Weak child protection mechanisms increase the risk of neglect, abuse, and trafficking. Most children also end up leaving the Majalis lacking a basic primary level education, which significantly reduces their employment prospects, often confining them to poverty.

The serious overcrowding, poor sanitation, and hygiene conditions of the Majalis, as well as the lack of income of families and the Marabouts as a result of the strict lockdown and curfew measures imposed by governments, make these children even more vulnerable and at risk during the COVID-19 pandemic.


Our local partner

We are working with our local partner in The Gambia, the Institute of Social Reform and Action (ISRA), founded in 1990. They are one of the few NGOs in the country working directly with children and young people in the traditional education system (Koranic schools or Majalis). ISRA has a strong track record, having worked with over 4000 children and young people in 50 Majalis across The Gambia. They run community and education programmes to advocate for equal access to quality education and protection for all children and young people, and meet the basic needs of the most marginalised.

Project objectives

We will work with 3 Majalis in the West Coast Region of The Gambia to improve the living conditions and quality of education of 270 children and young people aged between 5-21 years.

Over the course of three-years, we expect children and young people to improve their literacy and numeracy skills, transitioning from level 1 to level 3, which is the minimum requirement to effectively transit into mainstream primary education. During that time, we will also work closely with the Marabouts to improve the general living conditions in the Majalis so that they can provide a protective environment where children and young people can grow and thrive.

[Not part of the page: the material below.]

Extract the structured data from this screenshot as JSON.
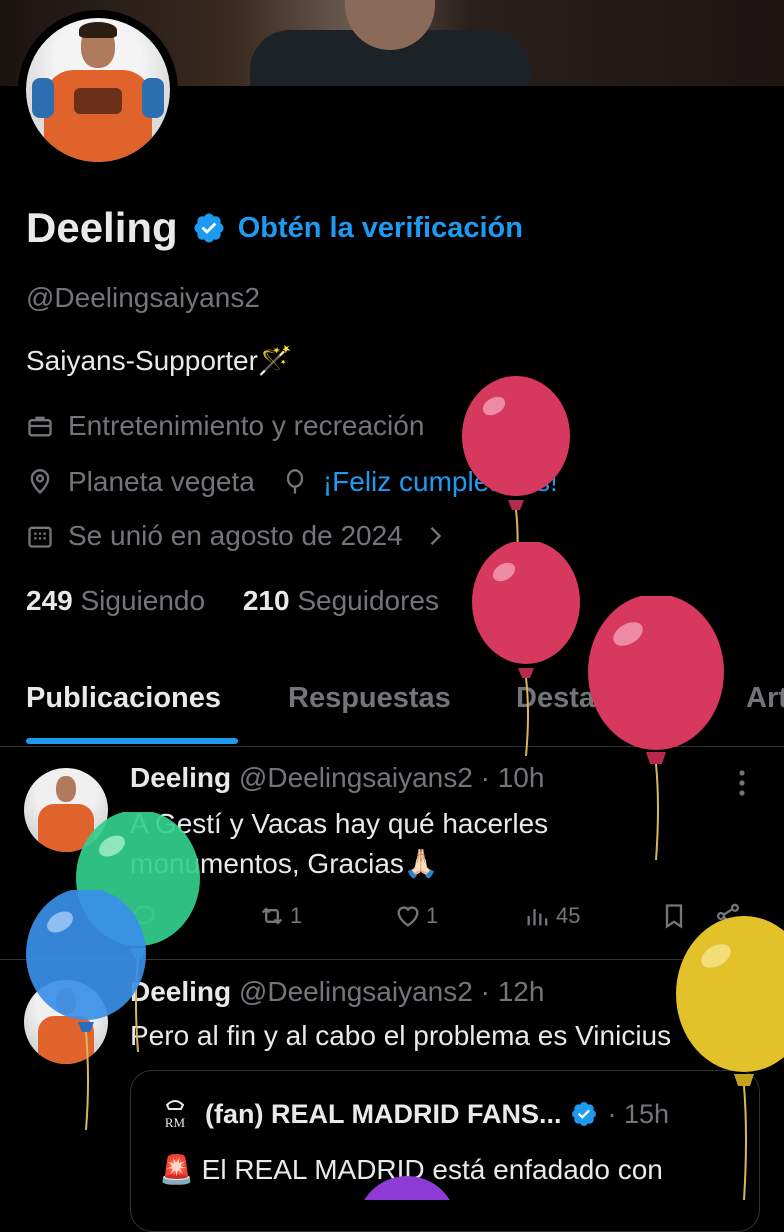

Our project will also benefit 1,000 people within the local communities and villages through the different advocacy, awareness raising, and livelihood activities. The soap making business will not only benefit those living in the Majalis, who will have increased income and supply of soap as a result, but also others in the community who will have access to affordable soap. This is even more crucial now with the Covid-19 pandemic. The wider community will also benefit from the Covid-19 and WASH outreach campaign.

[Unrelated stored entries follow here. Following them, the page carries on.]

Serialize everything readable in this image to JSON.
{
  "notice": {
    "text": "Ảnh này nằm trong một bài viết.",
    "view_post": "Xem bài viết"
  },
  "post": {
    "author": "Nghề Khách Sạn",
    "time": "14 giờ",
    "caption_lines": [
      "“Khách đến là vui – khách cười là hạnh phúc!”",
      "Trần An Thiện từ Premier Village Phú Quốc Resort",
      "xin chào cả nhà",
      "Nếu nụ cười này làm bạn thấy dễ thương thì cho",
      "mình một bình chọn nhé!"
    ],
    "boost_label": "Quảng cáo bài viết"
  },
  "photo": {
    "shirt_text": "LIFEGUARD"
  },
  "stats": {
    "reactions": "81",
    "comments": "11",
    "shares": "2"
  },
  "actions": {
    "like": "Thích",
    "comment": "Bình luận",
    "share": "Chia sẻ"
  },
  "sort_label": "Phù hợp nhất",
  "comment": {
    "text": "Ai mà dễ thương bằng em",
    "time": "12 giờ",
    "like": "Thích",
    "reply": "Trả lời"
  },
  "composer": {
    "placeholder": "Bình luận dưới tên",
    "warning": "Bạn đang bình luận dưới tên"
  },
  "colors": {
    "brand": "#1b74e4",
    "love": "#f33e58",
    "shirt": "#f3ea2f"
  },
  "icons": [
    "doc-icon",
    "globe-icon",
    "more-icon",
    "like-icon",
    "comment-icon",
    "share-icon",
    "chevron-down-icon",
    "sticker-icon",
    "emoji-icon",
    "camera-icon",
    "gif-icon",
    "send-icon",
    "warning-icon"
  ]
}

This project will work as a pilot to be scaled up to other Majalis and used for advocacy purposes with the government.

Our activities

  • Children and young people living in the Majalis receive a minimum of 10 hours a week of literacy and numeracy
  • Train facilitators in disability inclusion, WASH and First Aid.
  • Provide teaching and learning materials to facilitators, children and young people. ISRA is also working closely with parents, Marabouts, local schools, and communities to encourage the transfer of children and young people into mainstream schools, providing comprehensive education, including the education of girls.
  • Provide child protection and safeguarding training sessions to Marabouts, facilitators, children and young people.
  • Develop safeguarding frameworks in each Majalis and effective monitoring and reporting mechanisms.
  • Provide children and young people with hygiene and sanitation kits and handwashing facilities to help prevent the spread of COVID-19. Key information about COVID-19 and WASH practices are being shared with the community. Facilitators are training students and other members of the Majalis on First Aid and hygiene, and First Aid kits are being provided to each Majalis.
  • Soap making livelihood initiatives will be set up in each of the Majalis, allowing them to increase their income to provide food, school materials, and healthcare.
  • Women (Marabout’s spouses) and those young people who are not able to integrate back into school will take part in vocational training and livelihood initiatives, allowing them to develop vocational and marketable skills.
  • The project builds on ISRA’s advocacy efforts with the Ministries of Basic and Secondary Education, Women, Children and Social Welfare and the Department of Community Development, heads of Majalis to ensure that all institutions are a safe environment for children and offer quality, relevant education.

Our donor

This is a 3-year project funded by the Angus Lawson Memorial Trust, which started in April 2021. The total budget for the project is £53,713.